While illustrated in the block diagrams as groups of discrete components communicating with each other via distinct data signal connections, it will be understood by those skilled in the art that the illustrated embodiments may be provided by a combination of hardware and software components, with some components being implemented by a given function or operation of a hardware or software system, and many of the data paths illustrated being implemented by data communication within a computer application or operating system. The structure illustrated is thus provided for efficiency of teaching the described embodiment.

The embodiments described above are intended to be exemplary only.
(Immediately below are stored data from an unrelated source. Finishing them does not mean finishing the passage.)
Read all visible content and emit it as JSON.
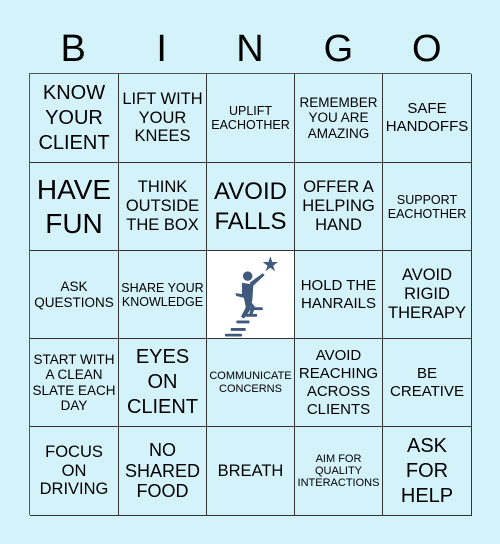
{
  "header": {
    "letters": [
      "B",
      "I",
      "N",
      "G",
      "O"
    ]
  },
  "colors": {
    "background": "#d4f2fa",
    "free_space_background": "#ffffff",
    "logo_color": "#3f5a7d",
    "grid_line": "#333333"
  },
  "board": {
    "rows": [
      [
        "KNOW YOUR CLIENT",
        "LIFT WITH YOUR KNEES",
        "UPLIFT EACHOTHER",
        "REMEMBER YOU ARE AMAZING",
        "SAFE HANDOFFS"
      ],
      [
        "HAVE FUN",
        "THINK OUTSIDE THE BOX",
        "AVOID FALLS",
        "OFFER A HELPING HAND",
        "SUPPORT EACHOTHER"
      ],
      [
        "ASK QUESTIONS",
        "SHARE YOUR KNOWLEDGE",
        "",
        "HOLD THE HANRAILS",
        "AVOID RIGID THERAPY"
      ],
      [
        "START WITH A CLEAN SLATE EACH DAY",
        "EYES ON CLIENT",
        "COMMUNICATE CONCERNS",
        "AVOID REACHING ACROSS CLIENTS",
        "BE CREATIVE"
      ],
      [
        "FOCUS ON DRIVING",
        "NO SHARED FOOD",
        "BREATH",
        "AIM FOR QUALITY INTERACTIONS",
        "ASK FOR HELP"
      ]
    ],
    "free_space_icon": "person-climbing-stairs-to-star-icon"
  }
}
The scope of the invention is therefore intended to be limited solely by the appended claims.

Claims

1. An apparatus for quantitative identification of distinctive cellular events occurring in a cell population using a non-fluorescence approach, the apparatus comprising:

an image acquisition unit having a Differential Interference Contrast microscope system with a camera, a light source, an environmental chamber allowing carrying out cell culture of at least one cell in a cell population, for a period of time sufficient to allow division of a progenitor to form at least one progeny;

a controller for controlling the image acquisition unit to acquire images of said cell population in the chamber, at predetermined time points;

a cell tracker for individually tracking said at least one cell of said cell population in said images acquired by said image acquisition unit;

a distinctive cellular event detector for detecting an occurrence of a distinctive cellular event for at least one of said cell individually tracked by said cell tracker;

a report generator for generating a report having an identification of detected distinctive cellular events;

wherein said distinctive cellular event is selected from the group consisting of: tripolar cell division, tetrapolar cell division, quadpolar cell division, cell fusion, cell death, impaired cell division, cell shape alteration, nuclear shape alteration, inner cellular material accumulation, cell enlargement, engulfing, hyper-mobilization, hypo-mobilization, prolonged doubling time, and combinations thereof.
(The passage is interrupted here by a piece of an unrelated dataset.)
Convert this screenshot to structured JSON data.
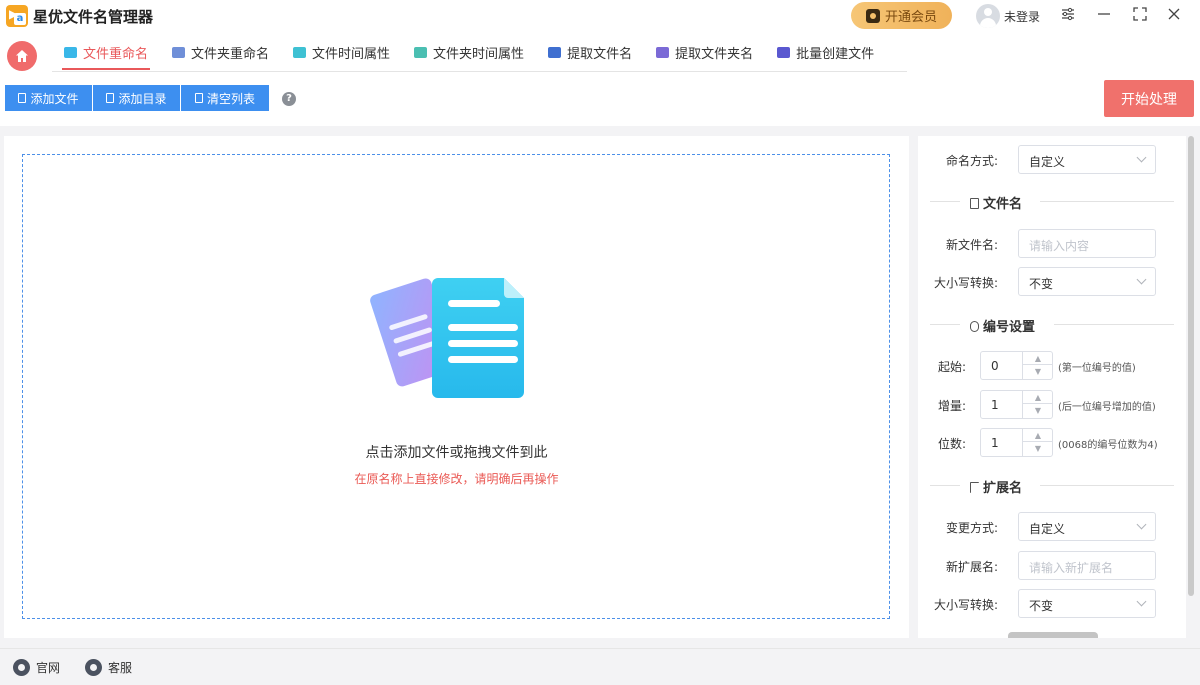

2. The apparatus of claim 1, wherein said light source emits light at a wavelength of one of visible light and near infrared light.
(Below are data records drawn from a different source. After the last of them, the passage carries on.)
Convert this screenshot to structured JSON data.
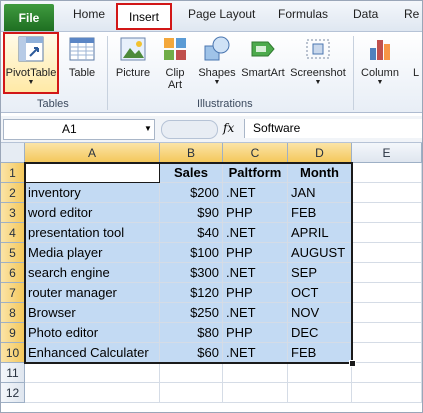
{
  "tabs": {
    "file": "File",
    "home": "Home",
    "insert": "Insert",
    "page_layout": "Page Layout",
    "formulas": "Formulas",
    "data": "Data",
    "review": "Re"
  },
  "ribbon": {
    "pivottable": "PivotTable",
    "table": "Table",
    "picture": "Picture",
    "clipart_line1": "Clip",
    "clipart_line2": "Art",
    "shapes": "Shapes",
    "smartart": "SmartArt",
    "screenshot": "Screenshot",
    "column": "Column",
    "next": "L",
    "group_tables": "Tables",
    "group_illustrations": "Illustrations"
  },
  "formula_bar": {
    "name_box": "A1",
    "fx": "fx",
    "content": "Software"
  },
  "grid": {
    "columns": [
      "A",
      "B",
      "C",
      "D",
      "E"
    ],
    "rows": [
      "1",
      "2",
      "3",
      "4",
      "5",
      "6",
      "7",
      "8",
      "9",
      "10",
      "11",
      "12"
    ],
    "header": [
      "Software",
      "Sales",
      "Paltform",
      "Month"
    ],
    "data": [
      [
        "inventory",
        "$200",
        ".NET",
        "JAN"
      ],
      [
        "word editor",
        "$90",
        "PHP",
        "FEB"
      ],
      [
        "presentation tool",
        "$40",
        ".NET",
        "APRIL"
      ],
      [
        "Media player",
        "$100",
        "PHP",
        "AUGUST"
      ],
      [
        "search engine",
        "$300",
        ".NET",
        "SEP"
      ],
      [
        "router manager",
        "$120",
        "PHP",
        "OCT"
      ],
      [
        "Browser",
        "$250",
        ".NET",
        "NOV"
      ],
      [
        "Photo editor",
        "$80",
        "PHP",
        "DEC"
      ],
      [
        "Enhanced Calculater",
        "$60",
        ".NET",
        "FEB"
      ]
    ]
  },
  "colors": {
    "highlight_red": "#d21717",
    "selection_fill": "#c3daf3",
    "file_tab": "#2a7d2e"
  },
  "icons": [
    "pivottable-icon",
    "table-icon",
    "picture-icon",
    "clipart-icon",
    "shapes-icon",
    "smartart-icon",
    "screenshot-icon",
    "column-chart-icon",
    "fx-icon"
  ]
}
3. The apparatus of claim 1, wherein said period of time is sufficient to allow multiple generations of progenies to be produced by said at least one cell.

4. The apparatus of claim 1, wherein said period of time is between 7 minutes and 350 hours.

5. The apparatus of claim 1, wherein a number of said at least one cell in said cell population is greater than 100 at a beginning of said period of time.

6. The apparatus of claim 1, wherein said microscope system comprises a X-Y stage and a Z-drive controlled by said controller.

7. The apparatus of claim 1, wherein said image acquisition unit further has at least one of an optical filter, a high magnification objective and a coupler.

8. The apparatus of claim 1, further comprising an image file arranger to organize said images generated by said image acquisition unit.

9. The apparatus of claim 8, wherein said chamber is divided in at least two fields of view, wherein said controller controls said image acquisition unit to generate image files from each of said fields of views, said image arranger organizing said images generated by said image acquisition unit in a set for each of said at least two fields of view.

10. The apparatus of claim 1, wherein said cell tracker tracks said at least one cell of said cell population individually.

11. The apparatus of claim 1, further comprising a cell lineage tracker for assigning unique identifiers for said at least one cell individually tracked by said cell tracker.

12. The apparatus of claim 1, wherein said distinctive cellular events occur in less than 10% of said cell population.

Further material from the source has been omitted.